At some point in my childhood I decided to Take Charge of my appearance. No more sweaty mud-stained corduroys. I began first with my hair.
For the formative years it was a straight (or slightly crooked) bowl cut. Standard fare for the late 70s and early 80s, like the saccharine and obnoxious redhead from Silver Spoons. (I think it was Danny Cooksey, who later transformed his heavy salad bowl into a professional mullet. But there was some other mop-headed brat. Come on Google…come ON!) Then I went to a Deutsch skinhead cut, which was great because you could wash your face AND your head with soap! No haircare products!
Then came gel. Oh, the possibilities. For a while I had my hair combed straight forward with spokes pointing out at perfect horizontal, as if a hurricane wind was at my back. Then came tall spikes, which took a lot of gel and/or mousse and invited fascinated touching by classmates. Sadly, not enough girl classmates. Spikes begat pancake skater cut begat a long period of peace and prosperity with a conservative side part. Too conservative. Side part begat short tousled devil-may-care look begat whatever I have today.
My early inspirations included a junior high history teacher, Mr. Micheaux. He never smiled and had a sculpted white flat top that had likely not changed since he came back from Da Nang. Or Inchon. Or Normandy. Or Gettysburg. His flattop was a thing of beauty, swooping up in the front like the prow of a cutter. I imagine if he rapped his head against a tree trunk, wood chips would go flying.
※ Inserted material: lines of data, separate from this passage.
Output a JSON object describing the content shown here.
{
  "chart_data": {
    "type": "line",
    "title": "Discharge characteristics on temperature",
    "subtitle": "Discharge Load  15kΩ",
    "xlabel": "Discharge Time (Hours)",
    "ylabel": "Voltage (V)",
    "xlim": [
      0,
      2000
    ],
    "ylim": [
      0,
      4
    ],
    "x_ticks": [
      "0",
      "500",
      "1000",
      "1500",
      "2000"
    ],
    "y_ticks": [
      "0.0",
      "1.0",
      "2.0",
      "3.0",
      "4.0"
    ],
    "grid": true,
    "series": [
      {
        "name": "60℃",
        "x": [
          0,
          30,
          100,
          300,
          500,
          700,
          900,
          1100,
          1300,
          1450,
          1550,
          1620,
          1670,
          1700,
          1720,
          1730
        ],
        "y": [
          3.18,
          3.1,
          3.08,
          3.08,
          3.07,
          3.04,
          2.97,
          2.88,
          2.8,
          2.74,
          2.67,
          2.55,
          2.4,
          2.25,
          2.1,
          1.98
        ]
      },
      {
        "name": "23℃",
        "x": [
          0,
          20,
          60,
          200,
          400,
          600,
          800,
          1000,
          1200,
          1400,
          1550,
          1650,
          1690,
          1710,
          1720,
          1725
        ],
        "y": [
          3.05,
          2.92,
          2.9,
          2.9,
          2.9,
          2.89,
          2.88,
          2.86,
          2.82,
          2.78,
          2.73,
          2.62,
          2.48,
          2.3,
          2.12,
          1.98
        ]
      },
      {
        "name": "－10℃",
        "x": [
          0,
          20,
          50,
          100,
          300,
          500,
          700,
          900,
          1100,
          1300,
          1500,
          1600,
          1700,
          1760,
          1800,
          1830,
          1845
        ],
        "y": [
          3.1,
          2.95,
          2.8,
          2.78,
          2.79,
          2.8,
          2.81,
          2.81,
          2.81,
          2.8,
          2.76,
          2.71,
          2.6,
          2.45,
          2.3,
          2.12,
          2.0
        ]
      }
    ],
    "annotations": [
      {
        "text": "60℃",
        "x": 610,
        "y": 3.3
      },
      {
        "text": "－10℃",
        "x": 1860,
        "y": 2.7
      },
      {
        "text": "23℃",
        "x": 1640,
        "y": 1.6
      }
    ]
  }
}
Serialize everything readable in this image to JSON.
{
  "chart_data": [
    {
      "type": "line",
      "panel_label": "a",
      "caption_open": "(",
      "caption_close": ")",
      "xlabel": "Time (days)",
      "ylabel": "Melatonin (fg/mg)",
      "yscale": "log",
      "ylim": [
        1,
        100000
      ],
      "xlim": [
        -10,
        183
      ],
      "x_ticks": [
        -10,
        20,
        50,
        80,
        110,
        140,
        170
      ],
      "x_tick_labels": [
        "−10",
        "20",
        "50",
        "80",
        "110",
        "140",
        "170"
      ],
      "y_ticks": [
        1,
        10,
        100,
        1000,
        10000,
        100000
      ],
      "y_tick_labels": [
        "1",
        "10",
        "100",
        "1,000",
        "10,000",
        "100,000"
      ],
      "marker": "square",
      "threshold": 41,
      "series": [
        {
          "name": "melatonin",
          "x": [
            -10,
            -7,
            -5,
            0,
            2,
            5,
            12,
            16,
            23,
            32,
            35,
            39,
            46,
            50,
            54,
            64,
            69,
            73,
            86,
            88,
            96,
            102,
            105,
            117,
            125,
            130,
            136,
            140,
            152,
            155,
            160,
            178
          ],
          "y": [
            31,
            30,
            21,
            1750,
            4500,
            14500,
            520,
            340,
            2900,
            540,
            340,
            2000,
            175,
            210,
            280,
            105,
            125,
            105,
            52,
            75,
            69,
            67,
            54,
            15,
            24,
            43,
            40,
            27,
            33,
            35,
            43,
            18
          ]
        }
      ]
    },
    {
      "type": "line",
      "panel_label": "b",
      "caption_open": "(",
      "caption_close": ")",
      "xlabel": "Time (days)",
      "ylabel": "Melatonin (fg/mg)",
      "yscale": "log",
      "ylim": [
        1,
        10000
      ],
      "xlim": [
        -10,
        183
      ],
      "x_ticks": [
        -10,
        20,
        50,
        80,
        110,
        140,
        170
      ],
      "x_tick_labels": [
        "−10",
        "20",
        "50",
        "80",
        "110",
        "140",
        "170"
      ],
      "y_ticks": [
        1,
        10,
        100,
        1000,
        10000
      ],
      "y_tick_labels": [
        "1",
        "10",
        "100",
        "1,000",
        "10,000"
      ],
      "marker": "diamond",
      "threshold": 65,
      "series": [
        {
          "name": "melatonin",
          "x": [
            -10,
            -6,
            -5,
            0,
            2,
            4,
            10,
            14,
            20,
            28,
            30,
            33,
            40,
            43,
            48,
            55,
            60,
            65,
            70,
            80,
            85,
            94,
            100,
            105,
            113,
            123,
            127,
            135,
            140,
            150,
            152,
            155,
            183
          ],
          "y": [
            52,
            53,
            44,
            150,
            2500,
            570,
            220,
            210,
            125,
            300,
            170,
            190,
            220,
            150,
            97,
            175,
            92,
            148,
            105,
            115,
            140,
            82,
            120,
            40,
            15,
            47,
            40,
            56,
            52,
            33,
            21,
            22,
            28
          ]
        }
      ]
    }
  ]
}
So why the constant change d’coiffure? What better way to divert the eye from the face! Well actually it was that it could be done. Not often did it enter my mind whether it should. So in a position unsuitable to pass judgment on anyone else’s hair choices, I’ll leave you with some of the finer examples of hirsute artistry of the past thirty years: sexy mane, business in front/party in back, microphone cap, political helmet, power helmet, I cut it all by myself, and emo sheepdog.